Riempire il bambino di lodi, di bravi, di giudizi entusiasti, costruirgli un’immagine di sé elevatissima, ineccepibile è la miglior via per renderlo un adulto fragile, insicuro, spaventato, nevrotico, con un senso di inferiorità costante verso quello standard costruitogli.
La paura di non essere più bravo sarà direttamente collegata alla paura di non essere amato e quindi di non sopravvivere.
Provate a farvi un giro sul libro “il dramma del bambino dotato e la ricerca del vero sé”, due pagine al giorno non di più. Alice Miller spiega nei dettagli quali possono essere le conseguenze dell’esser stato dei bravi bambini, ovvero dei bambini estremamente sensibili che sono accorsi in soccorso delle fragilità dei genitori.
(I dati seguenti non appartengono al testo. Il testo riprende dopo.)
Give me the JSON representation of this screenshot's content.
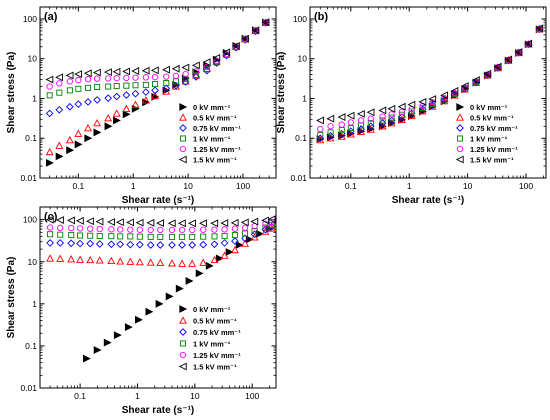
{
  "chart_data": [
    {
      "panel_label": "(a)",
      "type": "scatter",
      "x_scale": "log",
      "y_scale": "log",
      "xlim": [
        0.02,
        400
      ],
      "ylim": [
        0.01,
        200
      ],
      "xlabel": "Shear rate (s⁻¹)",
      "ylabel": "Shear stress (Pa)",
      "x_ticks": [
        0.1,
        1,
        10,
        100
      ],
      "x_tick_labels": [
        "0.1",
        "1",
        "10",
        "100"
      ],
      "y_ticks": [
        0.01,
        0.1,
        1,
        10,
        100
      ],
      "y_tick_labels": [
        "0.01",
        "0.1",
        "1",
        "10",
        "100"
      ],
      "legend_position": "center-right",
      "series": [
        {
          "name": "0 kV mm⁻¹",
          "marker": "triangle-right-filled",
          "color": "#000000",
          "x": [
            0.03,
            0.045,
            0.07,
            0.1,
            0.15,
            0.22,
            0.35,
            0.5,
            0.75,
            1.1,
            1.7,
            2.5,
            4,
            6,
            9,
            14,
            22,
            33,
            50,
            75,
            110,
            170,
            260
          ],
          "y": [
            0.024,
            0.035,
            0.05,
            0.07,
            0.1,
            0.14,
            0.2,
            0.28,
            0.4,
            0.55,
            0.8,
            1.1,
            1.6,
            2.2,
            3.2,
            4.6,
            6.5,
            9.5,
            14,
            21,
            32,
            52,
            82
          ]
        },
        {
          "name": "0.5 kV mm⁻¹",
          "marker": "triangle-up",
          "color": "#ff0000",
          "x": [
            0.03,
            0.045,
            0.07,
            0.1,
            0.15,
            0.22,
            0.35,
            0.5,
            0.75,
            1.1,
            1.7,
            2.5,
            4,
            6,
            9,
            14,
            22,
            33,
            50,
            75,
            110,
            170,
            260
          ],
          "y": [
            0.045,
            0.065,
            0.09,
            0.13,
            0.18,
            0.24,
            0.32,
            0.42,
            0.55,
            0.7,
            0.9,
            1.15,
            1.5,
            2,
            2.7,
            3.8,
            5.6,
            8.5,
            13,
            20,
            31,
            50,
            80
          ]
        },
        {
          "name": "0.75 kV mm⁻¹",
          "marker": "diamond",
          "color": "#0000ff",
          "x": [
            0.03,
            0.045,
            0.07,
            0.1,
            0.15,
            0.22,
            0.35,
            0.5,
            0.75,
            1.1,
            1.7,
            2.5,
            4,
            6,
            9,
            14,
            22,
            33,
            50,
            75,
            110,
            170,
            260
          ],
          "y": [
            0.42,
            0.52,
            0.62,
            0.72,
            0.82,
            0.92,
            1.02,
            1.12,
            1.22,
            1.32,
            1.45,
            1.6,
            1.8,
            2.1,
            2.6,
            3.5,
            5,
            7.8,
            12,
            19,
            30,
            49,
            80
          ]
        },
        {
          "name": "1 kV mm⁻¹",
          "marker": "square",
          "color": "#008000",
          "x": [
            0.03,
            0.045,
            0.07,
            0.1,
            0.15,
            0.22,
            0.35,
            0.5,
            0.75,
            1.1,
            1.7,
            2.5,
            4,
            6,
            9,
            14,
            22,
            33,
            50,
            75,
            110,
            170,
            260
          ],
          "y": [
            1.2,
            1.4,
            1.6,
            1.75,
            1.85,
            1.95,
            2,
            2.05,
            2.1,
            2.15,
            2.2,
            2.3,
            2.45,
            2.7,
            3.1,
            3.9,
            5.4,
            8,
            12.5,
            19.5,
            31,
            50,
            81
          ]
        },
        {
          "name": "1.25 kV mm⁻¹",
          "marker": "circle",
          "color": "#ff00ff",
          "x": [
            0.03,
            0.045,
            0.07,
            0.1,
            0.15,
            0.22,
            0.35,
            0.5,
            0.75,
            1.1,
            1.7,
            2.5,
            4,
            6,
            9,
            14,
            22,
            33,
            50,
            75,
            110,
            170,
            260
          ],
          "y": [
            2,
            2.4,
            2.7,
            2.9,
            3.05,
            3.15,
            3.2,
            3.25,
            3.3,
            3.35,
            3.4,
            3.45,
            3.55,
            3.7,
            4.1,
            4.8,
            6.2,
            8.8,
            13,
            20,
            31,
            51,
            82
          ]
        },
        {
          "name": "1.5 kV mm⁻¹",
          "marker": "triangle-left",
          "color": "#000000",
          "x": [
            0.03,
            0.045,
            0.07,
            0.1,
            0.15,
            0.22,
            0.35,
            0.5,
            0.75,
            1.1,
            1.7,
            2.5,
            4,
            6,
            9,
            14,
            22,
            33,
            50,
            75,
            110,
            170,
            260
          ],
          "y": [
            3,
            3.4,
            3.8,
            4.1,
            4.3,
            4.5,
            4.6,
            4.7,
            4.8,
            4.9,
            5,
            5.1,
            5.3,
            5.6,
            6,
            6.8,
            8.2,
            10.5,
            14.5,
            21,
            32,
            52,
            83
          ]
        }
      ]
    },
    {
      "panel_label": "(b)",
      "type": "scatter",
      "x_scale": "log",
      "y_scale": "log",
      "xlim": [
        0.02,
        220
      ],
      "ylim": [
        0.01,
        200
      ],
      "xlabel": "Shear rate (s⁻¹)",
      "ylabel": "Shear stress (Pa)",
      "x_ticks": [
        0.1,
        1,
        10,
        100
      ],
      "x_tick_labels": [
        "0.1",
        "1",
        "10",
        "100"
      ],
      "y_ticks": [
        0.01,
        0.1,
        1,
        10,
        100
      ],
      "y_tick_labels": [
        "0.01",
        "0.1",
        "1",
        "10",
        "100"
      ],
      "legend_position": "center-right",
      "series": [
        {
          "name": "0 kV mm⁻¹",
          "marker": "triangle-right-filled",
          "color": "#000000",
          "x": [
            0.03,
            0.045,
            0.07,
            0.1,
            0.15,
            0.22,
            0.35,
            0.5,
            0.75,
            1.1,
            1.7,
            2.5,
            4,
            6,
            9,
            14,
            22,
            33,
            50,
            75,
            110,
            170
          ],
          "y": [
            0.095,
            0.105,
            0.115,
            0.13,
            0.15,
            0.17,
            0.2,
            0.24,
            0.29,
            0.36,
            0.47,
            0.62,
            0.85,
            1.2,
            1.7,
            2.5,
            3.8,
            5.8,
            9,
            14,
            23,
            55
          ]
        },
        {
          "name": "0.5 kV mm⁻¹",
          "marker": "triangle-up",
          "color": "#ff0000",
          "x": [
            0.03,
            0.045,
            0.07,
            0.1,
            0.15,
            0.22,
            0.35,
            0.5,
            0.75,
            1.1,
            1.7,
            2.5,
            4,
            6,
            9,
            14,
            22,
            33,
            50,
            75,
            110,
            170
          ],
          "y": [
            0.09,
            0.1,
            0.11,
            0.125,
            0.145,
            0.165,
            0.2,
            0.24,
            0.29,
            0.37,
            0.48,
            0.63,
            0.86,
            1.2,
            1.7,
            2.5,
            3.8,
            5.8,
            9,
            14,
            23,
            55
          ]
        },
        {
          "name": "0.75 kV mm⁻¹",
          "marker": "diamond",
          "color": "#0000ff",
          "x": [
            0.03,
            0.045,
            0.07,
            0.1,
            0.15,
            0.22,
            0.35,
            0.5,
            0.75,
            1.1,
            1.7,
            2.5,
            4,
            6,
            9,
            14,
            22,
            33,
            50,
            75,
            110,
            170
          ],
          "y": [
            0.1,
            0.115,
            0.13,
            0.15,
            0.17,
            0.2,
            0.24,
            0.28,
            0.34,
            0.42,
            0.53,
            0.68,
            0.9,
            1.25,
            1.75,
            2.55,
            3.85,
            5.9,
            9.1,
            14.2,
            23,
            56
          ]
        },
        {
          "name": "1 kV mm⁻¹",
          "marker": "square",
          "color": "#008000",
          "x": [
            0.03,
            0.045,
            0.07,
            0.1,
            0.15,
            0.22,
            0.35,
            0.5,
            0.75,
            1.1,
            1.7,
            2.5,
            4,
            6,
            9,
            14,
            22,
            33,
            50,
            75,
            110,
            170
          ],
          "y": [
            0.12,
            0.14,
            0.16,
            0.18,
            0.21,
            0.24,
            0.28,
            0.33,
            0.39,
            0.47,
            0.58,
            0.73,
            0.95,
            1.3,
            1.8,
            2.6,
            3.9,
            6,
            9.2,
            14.3,
            23,
            56
          ]
        },
        {
          "name": "1.25 kV mm⁻¹",
          "marker": "circle",
          "color": "#ff00ff",
          "x": [
            0.03,
            0.045,
            0.07,
            0.1,
            0.15,
            0.22,
            0.35,
            0.5,
            0.75,
            1.1,
            1.7,
            2.5,
            4,
            6,
            9,
            14,
            22,
            33,
            50,
            75,
            110,
            170
          ],
          "y": [
            0.17,
            0.2,
            0.22,
            0.25,
            0.28,
            0.31,
            0.35,
            0.4,
            0.46,
            0.54,
            0.65,
            0.8,
            1.02,
            1.37,
            1.87,
            2.7,
            4,
            6.1,
            9.3,
            14.4,
            23.5,
            57
          ]
        },
        {
          "name": "1.5 kV mm⁻¹",
          "marker": "triangle-left",
          "color": "#000000",
          "x": [
            0.03,
            0.045,
            0.07,
            0.1,
            0.15,
            0.22,
            0.35,
            0.5,
            0.75,
            1.1,
            1.7,
            2.5,
            4,
            6,
            9,
            14,
            22,
            33,
            50,
            75,
            110,
            170
          ],
          "y": [
            0.28,
            0.31,
            0.34,
            0.37,
            0.41,
            0.45,
            0.5,
            0.55,
            0.62,
            0.7,
            0.82,
            0.97,
            1.2,
            1.55,
            2.05,
            2.9,
            4.2,
            6.3,
            9.6,
            14.7,
            24,
            58
          ]
        }
      ]
    },
    {
      "panel_label": "(c)",
      "type": "scatter",
      "x_scale": "log",
      "y_scale": "log",
      "xlim": [
        0.02,
        260
      ],
      "ylim": [
        0.01,
        200
      ],
      "xlabel": "Shear rate (s⁻¹)",
      "ylabel": "Shear stress (Pa)",
      "x_ticks": [
        0.1,
        1,
        10,
        100
      ],
      "x_tick_labels": [
        "0.1",
        "1",
        "10",
        "100"
      ],
      "y_ticks": [
        0.01,
        0.1,
        1,
        10,
        100
      ],
      "y_tick_labels": [
        "0.01",
        "0.1",
        "1",
        "10",
        "100"
      ],
      "legend_position": "center-right",
      "series": [
        {
          "name": "0 kV mm⁻¹",
          "marker": "triangle-right-filled",
          "color": "#000000",
          "x": [
            0.13,
            0.2,
            0.3,
            0.45,
            0.7,
            1.05,
            1.6,
            2.4,
            3.6,
            5.4,
            8,
            12,
            18,
            27,
            40,
            60,
            90,
            135,
            200
          ],
          "y": [
            0.05,
            0.08,
            0.12,
            0.18,
            0.28,
            0.42,
            0.65,
            1,
            1.5,
            2.3,
            3.5,
            5.3,
            8,
            12,
            17,
            25,
            34,
            46,
            60
          ]
        },
        {
          "name": "0.5 kV mm⁻¹",
          "marker": "triangle-up",
          "color": "#ff0000",
          "x": [
            0.03,
            0.045,
            0.07,
            0.1,
            0.15,
            0.22,
            0.35,
            0.5,
            0.75,
            1.1,
            1.7,
            2.5,
            4,
            6,
            9,
            14,
            22,
            33,
            50,
            75,
            110,
            170,
            220
          ],
          "y": [
            12,
            11.8,
            11.5,
            11.2,
            11,
            10.8,
            10.5,
            10.2,
            10,
            9.8,
            9.6,
            9.4,
            9.2,
            9,
            9,
            9.5,
            11,
            14,
            19,
            27,
            38,
            52,
            62
          ]
        },
        {
          "name": "0.75 kV mm⁻¹",
          "marker": "diamond",
          "color": "#0000ff",
          "x": [
            0.03,
            0.045,
            0.07,
            0.1,
            0.15,
            0.22,
            0.35,
            0.5,
            0.75,
            1.1,
            1.7,
            2.5,
            4,
            6,
            9,
            14,
            22,
            33,
            50,
            75,
            110,
            170,
            220
          ],
          "y": [
            28,
            28,
            27.5,
            27,
            27,
            26.5,
            26,
            26,
            25.5,
            25.5,
            25,
            25,
            25,
            25,
            25,
            25.5,
            26,
            28,
            31,
            36,
            45,
            58,
            68
          ]
        },
        {
          "name": "1 kV mm⁻¹",
          "marker": "square",
          "color": "#008000",
          "x": [
            0.03,
            0.045,
            0.07,
            0.1,
            0.15,
            0.22,
            0.35,
            0.5,
            0.75,
            1.1,
            1.7,
            2.5,
            4,
            6,
            9,
            14,
            22,
            33,
            50,
            75,
            110,
            170,
            220
          ],
          "y": [
            45,
            44,
            43,
            42,
            41.5,
            41,
            40.5,
            40,
            40,
            39.5,
            39,
            39,
            39,
            39,
            39,
            39.5,
            40,
            41,
            43,
            47,
            54,
            65,
            75
          ]
        },
        {
          "name": "1.25 kV mm⁻¹",
          "marker": "circle",
          "color": "#ff00ff",
          "x": [
            0.03,
            0.045,
            0.07,
            0.1,
            0.15,
            0.22,
            0.35,
            0.5,
            0.75,
            1.1,
            1.7,
            2.5,
            4,
            6,
            9,
            14,
            22,
            33,
            50,
            75,
            110,
            170,
            220
          ],
          "y": [
            65,
            64,
            63,
            62,
            61,
            60,
            59,
            58.5,
            58,
            57.5,
            57,
            57,
            57,
            57,
            57,
            57.5,
            58,
            59,
            61,
            64,
            70,
            80,
            88
          ]
        },
        {
          "name": "1.5 kV mm⁻¹",
          "marker": "triangle-left",
          "color": "#000000",
          "x": [
            0.03,
            0.045,
            0.07,
            0.1,
            0.15,
            0.22,
            0.35,
            0.5,
            0.75,
            1.1,
            1.7,
            2.5,
            4,
            6,
            9,
            14,
            22,
            33,
            50,
            75,
            110,
            170,
            220
          ],
          "y": [
            100,
            98,
            96,
            94,
            92,
            90,
            88,
            87,
            86,
            85,
            84,
            83,
            82,
            82,
            82,
            82,
            82,
            83,
            84,
            86,
            90,
            96,
            102
          ]
        }
      ]
    }
  ]
}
Sacrificandosi sull’altare dell’amore hanno smarrito se stessi.
Contateli i bravi che dite ogni giorno ai vostri figli, poi contate i bravi che ricercate per voi.
E ora che fare?
Semplice, iniziate a cambiare!! Esercizi per casa: ogni volta che state per dire un bravo pensate per cosa lo state dicendo e verbalizzate il processo mentale completo che avete fatto. Alcuni esempi:
– Giulia vi porta a far vedere un disegno, invece di lodarla provate a dire “Sembra che tu ti sia divertita moltissimo, è così?”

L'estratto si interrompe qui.